# Problem booting the kernel after Firmware Update

## LL0rd

Hi,

I have some trouble booting the kernel of my server. The server is a Sun X4150, the OS is installed on a Sun StorageTEK (aka Adaptec) SAS Raid. Before I installed the latest Bios / Firmware, everything worked fine. But after I installed the latest firmware, I couldn’t boot the system. After grub, I only saw this: http://img21.imageshack.us/img21/868/sierra.png

First of all, I thought something is wrong with the filesystem of my /boot partition. So I started the system from a boot cd.  That worked without problems. I checked all filesystems, no errors. I also installed grub on the /dev/sda. But that didn’t help. Only after the downgrade to an earlier version, I was able to boot the system again. 

Can somebody tell me, what I can do to boot the sys with the new firmware?

----------

## Jaglover

 *Quote:*   

> So I started the system from a boot cd.

 

Kernel on the CD boots, your kernel does not. Investigate what's different?

----------

## LL0rd

 *Jaglover wrote:*   

>  *Quote:*   So I started the system from a boot cd. 
> 
> Kernel on the CD boots, your kernel does not. Investigate what's different?

 

and how??

----------

## Jaglover

By comparing their config files. LiveCD kernels usually have their conf in /proc/config.gz. And you probably know where you keep yours.   :Wink: 

----------

## LL0rd

Your idea is to compare the config files?!?

First of all, I don't think, the server even loads the kernel. Then I don't think, that the update to a new Firmware added or removed hardware and breaks the configuration of the existing kernel.

----------

## Jaglover

According to your sierra.png kernel is booted.

 *Quote:*   

> Then I don't think, that the update to a new Firmware added or removed hardware and breaks the configuration of the existing kernel.

 

Right, so it works then ... is that what you are saying?

Think clear now. Obviously your new firmware requires something your kernel does not have.
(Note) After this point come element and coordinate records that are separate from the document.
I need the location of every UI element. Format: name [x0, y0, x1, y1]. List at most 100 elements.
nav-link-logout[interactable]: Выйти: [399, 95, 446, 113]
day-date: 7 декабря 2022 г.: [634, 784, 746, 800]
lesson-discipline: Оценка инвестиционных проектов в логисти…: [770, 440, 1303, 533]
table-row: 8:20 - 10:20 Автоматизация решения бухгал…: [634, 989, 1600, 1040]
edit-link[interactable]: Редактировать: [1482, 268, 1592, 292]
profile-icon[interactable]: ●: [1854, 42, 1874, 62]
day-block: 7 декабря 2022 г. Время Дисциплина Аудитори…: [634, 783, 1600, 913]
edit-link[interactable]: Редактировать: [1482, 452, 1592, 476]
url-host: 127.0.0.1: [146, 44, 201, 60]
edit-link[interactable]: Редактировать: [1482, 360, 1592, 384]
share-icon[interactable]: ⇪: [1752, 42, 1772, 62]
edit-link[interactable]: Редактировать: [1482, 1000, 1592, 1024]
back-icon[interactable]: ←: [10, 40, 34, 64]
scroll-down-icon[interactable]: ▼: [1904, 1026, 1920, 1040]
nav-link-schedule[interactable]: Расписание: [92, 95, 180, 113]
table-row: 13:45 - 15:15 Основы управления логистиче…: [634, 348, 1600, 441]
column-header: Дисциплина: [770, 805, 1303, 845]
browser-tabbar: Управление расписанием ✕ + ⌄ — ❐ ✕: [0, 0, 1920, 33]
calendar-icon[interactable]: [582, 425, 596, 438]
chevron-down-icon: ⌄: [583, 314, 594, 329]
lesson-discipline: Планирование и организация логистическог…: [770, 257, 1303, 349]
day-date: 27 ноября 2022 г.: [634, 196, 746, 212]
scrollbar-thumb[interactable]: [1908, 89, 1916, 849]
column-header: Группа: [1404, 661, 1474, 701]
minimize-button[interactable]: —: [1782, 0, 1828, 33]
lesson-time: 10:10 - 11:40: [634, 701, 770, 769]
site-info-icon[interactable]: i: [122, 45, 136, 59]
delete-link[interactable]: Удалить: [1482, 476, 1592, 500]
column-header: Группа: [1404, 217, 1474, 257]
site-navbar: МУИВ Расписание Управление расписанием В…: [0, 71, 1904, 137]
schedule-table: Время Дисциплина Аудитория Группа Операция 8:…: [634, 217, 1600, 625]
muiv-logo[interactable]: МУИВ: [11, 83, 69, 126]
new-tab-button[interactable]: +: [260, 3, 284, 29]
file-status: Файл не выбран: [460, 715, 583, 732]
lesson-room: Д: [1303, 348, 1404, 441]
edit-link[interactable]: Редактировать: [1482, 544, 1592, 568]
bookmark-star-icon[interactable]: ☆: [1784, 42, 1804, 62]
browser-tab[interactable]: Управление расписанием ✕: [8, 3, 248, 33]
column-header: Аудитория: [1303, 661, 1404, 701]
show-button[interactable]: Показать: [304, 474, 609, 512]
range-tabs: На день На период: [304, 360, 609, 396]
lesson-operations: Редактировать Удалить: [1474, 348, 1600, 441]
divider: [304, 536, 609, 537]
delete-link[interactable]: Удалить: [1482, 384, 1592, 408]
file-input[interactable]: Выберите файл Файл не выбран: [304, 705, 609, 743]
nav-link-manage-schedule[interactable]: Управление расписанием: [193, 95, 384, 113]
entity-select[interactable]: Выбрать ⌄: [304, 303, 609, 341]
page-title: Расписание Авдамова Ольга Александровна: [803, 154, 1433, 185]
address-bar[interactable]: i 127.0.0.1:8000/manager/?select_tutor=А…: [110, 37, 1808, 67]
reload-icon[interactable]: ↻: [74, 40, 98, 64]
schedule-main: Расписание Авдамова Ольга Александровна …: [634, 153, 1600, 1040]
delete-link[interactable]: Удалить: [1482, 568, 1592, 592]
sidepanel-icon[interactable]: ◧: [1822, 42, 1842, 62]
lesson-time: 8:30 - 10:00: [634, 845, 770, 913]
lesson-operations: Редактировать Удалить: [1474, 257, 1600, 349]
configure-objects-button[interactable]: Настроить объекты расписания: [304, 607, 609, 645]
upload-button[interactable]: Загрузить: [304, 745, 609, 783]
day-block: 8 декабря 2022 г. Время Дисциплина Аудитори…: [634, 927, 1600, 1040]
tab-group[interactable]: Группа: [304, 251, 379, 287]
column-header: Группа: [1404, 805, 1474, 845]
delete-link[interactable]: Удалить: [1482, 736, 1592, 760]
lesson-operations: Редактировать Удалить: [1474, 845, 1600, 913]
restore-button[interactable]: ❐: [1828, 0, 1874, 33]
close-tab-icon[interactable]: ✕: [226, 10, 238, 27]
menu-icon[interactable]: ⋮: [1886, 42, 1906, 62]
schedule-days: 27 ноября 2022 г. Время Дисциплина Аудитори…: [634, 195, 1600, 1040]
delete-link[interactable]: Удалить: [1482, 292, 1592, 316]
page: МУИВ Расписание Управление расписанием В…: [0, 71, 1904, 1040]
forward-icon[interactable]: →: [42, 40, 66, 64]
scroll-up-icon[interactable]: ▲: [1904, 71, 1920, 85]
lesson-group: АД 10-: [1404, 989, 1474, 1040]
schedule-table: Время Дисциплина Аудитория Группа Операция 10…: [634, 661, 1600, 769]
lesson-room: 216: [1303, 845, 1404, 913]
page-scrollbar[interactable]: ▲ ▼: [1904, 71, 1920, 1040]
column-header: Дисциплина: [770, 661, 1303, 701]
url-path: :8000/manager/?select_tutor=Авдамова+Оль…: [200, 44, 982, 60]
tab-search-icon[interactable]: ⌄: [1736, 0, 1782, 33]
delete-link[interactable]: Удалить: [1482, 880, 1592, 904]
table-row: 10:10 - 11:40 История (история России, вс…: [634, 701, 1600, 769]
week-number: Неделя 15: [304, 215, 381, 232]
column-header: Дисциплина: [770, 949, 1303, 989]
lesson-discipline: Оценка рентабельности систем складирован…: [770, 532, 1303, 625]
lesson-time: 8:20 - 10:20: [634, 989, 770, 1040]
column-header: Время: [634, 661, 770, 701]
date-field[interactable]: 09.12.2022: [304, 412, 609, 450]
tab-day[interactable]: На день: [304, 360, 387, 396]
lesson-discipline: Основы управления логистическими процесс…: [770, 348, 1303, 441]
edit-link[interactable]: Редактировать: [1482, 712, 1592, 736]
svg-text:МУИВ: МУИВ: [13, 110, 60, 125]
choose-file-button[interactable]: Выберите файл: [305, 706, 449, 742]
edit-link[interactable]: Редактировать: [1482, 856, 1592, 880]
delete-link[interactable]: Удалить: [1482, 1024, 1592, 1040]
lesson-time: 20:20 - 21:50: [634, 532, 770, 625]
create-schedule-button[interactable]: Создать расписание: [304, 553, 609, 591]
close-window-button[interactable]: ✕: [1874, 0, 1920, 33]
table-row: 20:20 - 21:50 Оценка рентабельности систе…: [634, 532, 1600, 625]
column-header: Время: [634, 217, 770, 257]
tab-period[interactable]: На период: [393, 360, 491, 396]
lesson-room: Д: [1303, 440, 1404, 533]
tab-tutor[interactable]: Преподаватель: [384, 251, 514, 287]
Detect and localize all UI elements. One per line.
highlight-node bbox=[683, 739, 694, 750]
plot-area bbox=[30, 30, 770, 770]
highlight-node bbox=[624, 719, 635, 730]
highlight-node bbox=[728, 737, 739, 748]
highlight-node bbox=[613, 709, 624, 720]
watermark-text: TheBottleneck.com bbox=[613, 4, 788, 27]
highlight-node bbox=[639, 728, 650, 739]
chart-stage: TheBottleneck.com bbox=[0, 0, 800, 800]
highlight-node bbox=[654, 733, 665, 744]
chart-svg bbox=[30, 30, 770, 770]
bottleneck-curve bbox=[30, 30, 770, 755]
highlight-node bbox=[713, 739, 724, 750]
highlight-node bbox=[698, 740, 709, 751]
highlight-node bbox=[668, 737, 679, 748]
May be ACPI implementation is changed, for instance. Or IRQ handling. Something your old kernel does not do because of a misconfigured feature. Or whatever. Maybe your new firmware requires newer kernel. You didn't mention versions.

If you don't like my idea of comparing config files - don't. We live in free world. Good luck.   :Wink: 

----------

## LL0rd

 *Jaglover wrote:*   

> According to your sierra.png kernel is booted.
> 
> 

 

I don't think so....

Normally I get a message like

 *Quote:*   

> Uncompressing Linux... Ok, booting the kernel.

 

What's why I think, the kernel does not boot

----------

## Jaglover

 *LL0rd wrote:*   

>  *Jaglover wrote:*   According to your sierra.png kernel is booted.
> 
>  
> 
> I don't think so....
> ...

 

Yes, that's quite correct. Kernel does not boot. Bootloader loads it and it doesn't boot. So my humble mind thinks there is something wrong with that kernel of yours. I really would like to know what we are talking here about.   :Rolling Eyes: 

One more time, I appeal to common sense.

0. Your kernel does not boot.

1. LiveCD kernel does.

I'd compare kernel versions and config files.

But indeed, I'm not there looking over your shoulder.

----------